OneWay binding for ToggleButton's IsChecked property in WPF

M. Dudley picture M. Dudley · Sep 22, 2010 · Viewed 9.2k times · Source

I have a ToggleButton with its IsChecked property bound to a property using a OneWay binding.

<ToggleButton
    Command="{Binding Path=SomeCommand}"
    IsChecked="{Binding Path=SomeProperty, Mode=OneWay}" />

The SomeCommand toggles the boolean SomeProperty value, and a PropertyChanged event is raised for SomeProperty.

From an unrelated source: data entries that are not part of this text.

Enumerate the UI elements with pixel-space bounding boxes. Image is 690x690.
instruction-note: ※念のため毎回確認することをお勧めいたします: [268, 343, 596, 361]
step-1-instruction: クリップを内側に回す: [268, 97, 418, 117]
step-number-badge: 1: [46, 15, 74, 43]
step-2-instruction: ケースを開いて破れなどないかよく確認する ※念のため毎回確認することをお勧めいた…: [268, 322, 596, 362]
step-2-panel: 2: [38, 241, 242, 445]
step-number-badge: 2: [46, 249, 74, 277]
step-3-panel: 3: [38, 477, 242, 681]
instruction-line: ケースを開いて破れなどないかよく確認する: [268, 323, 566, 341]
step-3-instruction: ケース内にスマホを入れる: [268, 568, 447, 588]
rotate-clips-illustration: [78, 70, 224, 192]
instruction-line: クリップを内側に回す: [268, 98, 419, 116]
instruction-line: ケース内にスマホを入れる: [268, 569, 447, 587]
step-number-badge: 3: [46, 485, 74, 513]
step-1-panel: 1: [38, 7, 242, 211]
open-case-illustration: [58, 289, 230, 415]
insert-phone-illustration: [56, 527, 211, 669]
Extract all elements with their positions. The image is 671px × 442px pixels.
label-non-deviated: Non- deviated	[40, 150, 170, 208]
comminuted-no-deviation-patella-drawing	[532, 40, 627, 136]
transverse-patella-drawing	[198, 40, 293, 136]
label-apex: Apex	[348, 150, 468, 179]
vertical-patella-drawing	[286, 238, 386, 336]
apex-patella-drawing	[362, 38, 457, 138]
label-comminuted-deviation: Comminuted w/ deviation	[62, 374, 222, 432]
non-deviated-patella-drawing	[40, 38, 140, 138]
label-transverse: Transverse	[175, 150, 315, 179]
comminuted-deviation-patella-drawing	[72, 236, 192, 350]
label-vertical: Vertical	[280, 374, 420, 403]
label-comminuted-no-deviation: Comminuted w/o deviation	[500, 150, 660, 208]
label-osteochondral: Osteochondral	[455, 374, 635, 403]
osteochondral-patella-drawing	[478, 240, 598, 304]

If I change SomeProperty in my viewmodel the ToggleButton depresses correctly. However if I click the ToggleButton the binding seems to get lost and the button no longer gets checked according to the value of SomeProperty. Any ideas on how to fix this problem?

Answer

Alex_P picture Alex_P · Apr 28, 2011

There is a simple and elegant way to solve the original poster's problem - replacing IsChecked property of the ToggleButton with an attachable property that will set IsChecked of the button in its change handler:

namespace TBFix
{
  public class TBExtender
  {
    public static readonly DependencyProperty IsCheckedProperty =
      DependencyProperty.RegisterAttached("IsChecked", 
                                          typeof(bool),
                                          typeof(TBExtender),
                                          new PropertyMetadata(OnChanged));

    public static bool GetIsChecked(DependencyObject obj)
    {
      return (bool)obj.GetValue(IsCheckedProperty);
    }
    public static void SetIsChecked(DependencyObject obj, bool value)
    {
      obj.SetValue(IsCheckedProperty, value);
    }

    private static void OnChanged(DependencyObject o,
                                  DependencyPropertyChangedEventArgs args)
    {
      ToggleButton tb = o as ToggleButton;
      if (null != tb)
        tb.IsChecked = (bool)args.NewValue;
    }
  }
}

XAML then will look like this:

<ToggleButton Command="{Binding Path=SomeCommand}"
              TBFix:TBExtender.IsChecked="{Binding Path=SomeProperty,
                                                   Mode=OneWay}" />

EDIT: The OP solution does not work, because when the button is pressed the IsChecked property is set in the code (this is the way MS implemented ToggleButton control) - setting the property removes the binding from it and so it stops working.

By using attached property we can overcome this problem because it is never assigned a value in code and so the bindings stays intact.